I’m not going to bother rehashing it here. Instead, I want to go over a couple of other differences that are a result of the difference in proportionality.
Most Common Reticle Types
Because they maintain proportionality, first focal plane scopes are best when using a mil-dot or BDC reticle. Otherwise, the milliradians or MOAs will only be accurate at one of the scope’s magnification settings. On the vast majority of scopes, they’ll be accurate at the high magnification setting.
It will, therefore, take more work to properly calculate holdover points at lower powers. This is because you’ll have to factor in the difference in magnification strength as well.
The second focal plane is just fine for reticles without ballistic markings, such as crosshairs or duplex reticles.
However, that doesn’t mean that you’ll never see a second focal plane scope with a mil-dot reticle or a first focal plane scope with a duplex reticle. In fact, both are quite common.

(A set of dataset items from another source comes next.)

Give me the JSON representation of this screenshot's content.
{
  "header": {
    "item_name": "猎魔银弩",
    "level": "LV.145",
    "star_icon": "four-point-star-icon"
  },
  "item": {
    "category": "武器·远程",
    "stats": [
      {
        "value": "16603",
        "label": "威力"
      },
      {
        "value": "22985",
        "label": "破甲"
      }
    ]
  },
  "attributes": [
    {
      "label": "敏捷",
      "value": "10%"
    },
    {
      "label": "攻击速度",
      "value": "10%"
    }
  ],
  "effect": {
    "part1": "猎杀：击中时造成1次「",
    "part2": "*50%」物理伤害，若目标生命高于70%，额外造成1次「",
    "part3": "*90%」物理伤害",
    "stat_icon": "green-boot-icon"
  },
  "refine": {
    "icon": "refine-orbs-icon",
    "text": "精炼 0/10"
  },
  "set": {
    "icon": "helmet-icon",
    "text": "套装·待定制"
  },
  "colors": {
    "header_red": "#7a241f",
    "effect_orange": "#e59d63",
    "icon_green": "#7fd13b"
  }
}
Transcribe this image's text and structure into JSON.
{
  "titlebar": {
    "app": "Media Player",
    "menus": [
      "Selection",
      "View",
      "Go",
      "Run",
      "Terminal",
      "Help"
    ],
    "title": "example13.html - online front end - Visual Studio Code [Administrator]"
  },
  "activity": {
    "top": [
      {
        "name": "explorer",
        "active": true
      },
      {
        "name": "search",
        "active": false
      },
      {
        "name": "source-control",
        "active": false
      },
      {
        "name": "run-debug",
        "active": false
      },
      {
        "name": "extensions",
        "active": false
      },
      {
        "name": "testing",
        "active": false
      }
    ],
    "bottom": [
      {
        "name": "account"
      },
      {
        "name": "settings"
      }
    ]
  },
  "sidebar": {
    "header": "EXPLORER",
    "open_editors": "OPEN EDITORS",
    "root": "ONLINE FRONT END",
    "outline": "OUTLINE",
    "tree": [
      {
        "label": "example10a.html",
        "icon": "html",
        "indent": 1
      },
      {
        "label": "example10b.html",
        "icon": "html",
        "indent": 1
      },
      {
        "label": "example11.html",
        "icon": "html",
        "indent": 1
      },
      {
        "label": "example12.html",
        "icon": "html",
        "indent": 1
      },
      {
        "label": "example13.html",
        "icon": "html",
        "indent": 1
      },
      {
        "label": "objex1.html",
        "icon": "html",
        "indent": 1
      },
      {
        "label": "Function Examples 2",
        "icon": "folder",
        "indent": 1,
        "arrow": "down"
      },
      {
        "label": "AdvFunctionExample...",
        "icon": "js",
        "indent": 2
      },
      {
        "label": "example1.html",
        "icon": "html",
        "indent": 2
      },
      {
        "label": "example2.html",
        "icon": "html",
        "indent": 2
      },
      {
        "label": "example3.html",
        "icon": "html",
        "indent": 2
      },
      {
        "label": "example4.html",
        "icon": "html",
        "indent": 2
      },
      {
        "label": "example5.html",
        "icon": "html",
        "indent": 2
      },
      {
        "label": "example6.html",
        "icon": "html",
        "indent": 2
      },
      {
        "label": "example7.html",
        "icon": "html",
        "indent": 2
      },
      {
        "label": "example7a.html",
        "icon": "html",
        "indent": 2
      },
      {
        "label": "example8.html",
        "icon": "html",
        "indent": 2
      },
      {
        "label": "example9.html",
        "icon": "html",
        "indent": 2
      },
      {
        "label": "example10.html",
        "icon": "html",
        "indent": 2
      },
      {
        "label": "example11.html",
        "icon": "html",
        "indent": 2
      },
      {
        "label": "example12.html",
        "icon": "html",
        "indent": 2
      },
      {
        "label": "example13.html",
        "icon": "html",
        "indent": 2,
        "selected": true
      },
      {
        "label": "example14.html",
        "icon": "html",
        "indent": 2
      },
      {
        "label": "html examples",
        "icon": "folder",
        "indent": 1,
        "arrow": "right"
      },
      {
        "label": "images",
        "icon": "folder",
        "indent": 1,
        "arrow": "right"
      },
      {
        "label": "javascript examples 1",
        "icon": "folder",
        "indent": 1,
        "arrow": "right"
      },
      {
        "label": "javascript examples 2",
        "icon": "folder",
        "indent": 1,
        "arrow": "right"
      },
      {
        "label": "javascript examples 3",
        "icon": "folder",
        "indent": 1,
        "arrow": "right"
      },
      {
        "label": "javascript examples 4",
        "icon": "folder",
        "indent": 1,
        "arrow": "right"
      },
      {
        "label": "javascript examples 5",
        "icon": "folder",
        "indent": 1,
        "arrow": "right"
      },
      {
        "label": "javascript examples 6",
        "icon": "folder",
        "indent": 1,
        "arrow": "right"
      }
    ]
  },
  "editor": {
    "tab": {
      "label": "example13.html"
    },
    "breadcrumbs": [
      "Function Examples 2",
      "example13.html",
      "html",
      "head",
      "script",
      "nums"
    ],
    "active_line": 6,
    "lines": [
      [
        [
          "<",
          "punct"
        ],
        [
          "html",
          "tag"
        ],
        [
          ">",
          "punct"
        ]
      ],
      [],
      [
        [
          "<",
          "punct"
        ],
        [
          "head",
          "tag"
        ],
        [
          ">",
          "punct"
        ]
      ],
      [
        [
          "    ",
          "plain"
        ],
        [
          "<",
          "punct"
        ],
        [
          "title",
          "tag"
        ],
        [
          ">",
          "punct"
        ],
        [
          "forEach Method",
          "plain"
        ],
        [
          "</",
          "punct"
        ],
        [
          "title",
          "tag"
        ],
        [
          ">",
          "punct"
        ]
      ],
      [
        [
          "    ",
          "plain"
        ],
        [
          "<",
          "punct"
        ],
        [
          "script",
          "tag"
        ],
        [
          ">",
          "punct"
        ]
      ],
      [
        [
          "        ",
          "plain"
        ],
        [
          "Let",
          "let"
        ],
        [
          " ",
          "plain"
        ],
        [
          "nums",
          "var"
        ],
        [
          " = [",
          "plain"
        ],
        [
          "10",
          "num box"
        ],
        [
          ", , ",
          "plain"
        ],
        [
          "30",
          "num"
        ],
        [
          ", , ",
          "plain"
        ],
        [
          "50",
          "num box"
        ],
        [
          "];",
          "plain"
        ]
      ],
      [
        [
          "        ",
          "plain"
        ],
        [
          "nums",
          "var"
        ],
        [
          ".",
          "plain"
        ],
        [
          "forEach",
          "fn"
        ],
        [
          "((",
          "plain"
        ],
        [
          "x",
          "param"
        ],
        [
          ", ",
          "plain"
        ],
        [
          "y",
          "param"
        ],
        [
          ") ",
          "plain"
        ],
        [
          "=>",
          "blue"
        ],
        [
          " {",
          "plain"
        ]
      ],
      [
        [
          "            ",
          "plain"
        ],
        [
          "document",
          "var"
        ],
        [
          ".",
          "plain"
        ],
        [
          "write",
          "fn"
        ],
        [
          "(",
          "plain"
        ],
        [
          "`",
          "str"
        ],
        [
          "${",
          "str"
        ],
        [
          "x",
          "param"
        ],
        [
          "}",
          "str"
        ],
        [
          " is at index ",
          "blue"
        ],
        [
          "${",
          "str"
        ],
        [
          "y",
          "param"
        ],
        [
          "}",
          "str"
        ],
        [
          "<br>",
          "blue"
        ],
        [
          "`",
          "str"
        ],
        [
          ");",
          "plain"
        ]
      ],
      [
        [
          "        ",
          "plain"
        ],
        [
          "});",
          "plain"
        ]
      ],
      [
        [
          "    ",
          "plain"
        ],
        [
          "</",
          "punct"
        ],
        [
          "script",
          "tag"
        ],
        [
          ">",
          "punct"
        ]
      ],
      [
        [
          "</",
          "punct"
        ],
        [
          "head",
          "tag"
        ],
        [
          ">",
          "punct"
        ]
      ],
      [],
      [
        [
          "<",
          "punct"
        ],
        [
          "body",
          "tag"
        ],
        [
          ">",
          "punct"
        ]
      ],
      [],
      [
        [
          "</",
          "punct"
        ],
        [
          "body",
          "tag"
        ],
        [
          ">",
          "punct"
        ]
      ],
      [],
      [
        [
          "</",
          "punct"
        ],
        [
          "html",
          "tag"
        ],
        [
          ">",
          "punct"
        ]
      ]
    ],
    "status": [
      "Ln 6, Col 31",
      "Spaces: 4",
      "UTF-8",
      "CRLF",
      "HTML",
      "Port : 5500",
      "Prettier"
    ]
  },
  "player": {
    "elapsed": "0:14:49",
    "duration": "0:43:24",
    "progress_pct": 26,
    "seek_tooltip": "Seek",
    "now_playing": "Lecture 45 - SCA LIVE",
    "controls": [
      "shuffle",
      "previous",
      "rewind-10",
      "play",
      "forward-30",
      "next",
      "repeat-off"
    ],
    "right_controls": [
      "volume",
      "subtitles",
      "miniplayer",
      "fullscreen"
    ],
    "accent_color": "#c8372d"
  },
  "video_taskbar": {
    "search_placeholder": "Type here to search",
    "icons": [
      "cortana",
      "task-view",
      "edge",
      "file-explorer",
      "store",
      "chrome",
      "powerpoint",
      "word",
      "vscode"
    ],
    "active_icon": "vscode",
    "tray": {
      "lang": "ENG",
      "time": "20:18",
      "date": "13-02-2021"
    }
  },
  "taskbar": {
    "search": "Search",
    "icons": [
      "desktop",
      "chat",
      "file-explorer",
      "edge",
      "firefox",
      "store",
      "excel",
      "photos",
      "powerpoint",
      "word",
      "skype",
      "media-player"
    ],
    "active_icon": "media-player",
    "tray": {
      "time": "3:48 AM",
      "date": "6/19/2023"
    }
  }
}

There’s no special disadvantage to having a duplex or crosshair reticle in the first focal plane. A second focal plane mil-dot or BDC reticle simply requires more complicated calculations unless you’re using the highest magnification.
First focal plane reticles are good for long-range shooting because subtensions stay the same across the magnification range.
If you’re only shooting close range, a second focal plane reticle may be better. First, because ballistic corrections are less necessary at close range. Second, because second focal plane reticles are more visible at lower magnifications.
Similarly, second focal plane reticles can be good for target shooters. When target shooting, you generally already know the distance to your target. Because of that, being able to calculate range is less important.
As for ballistic correction, it is possible to make those calculations with a duplex reticle. It’s just a little trickier and not quite as accurate.
Traditional hunting scopes tend to be in the second focal plane since hunting doesn’t usually require long range shots.
First focal plane hunting scopes are becoming more popular, though. First focal plane hunting scopes are especially popular for long-range hunting in more open environments.
Tactical scopes tend to be in the first focal plane for easy range estimation.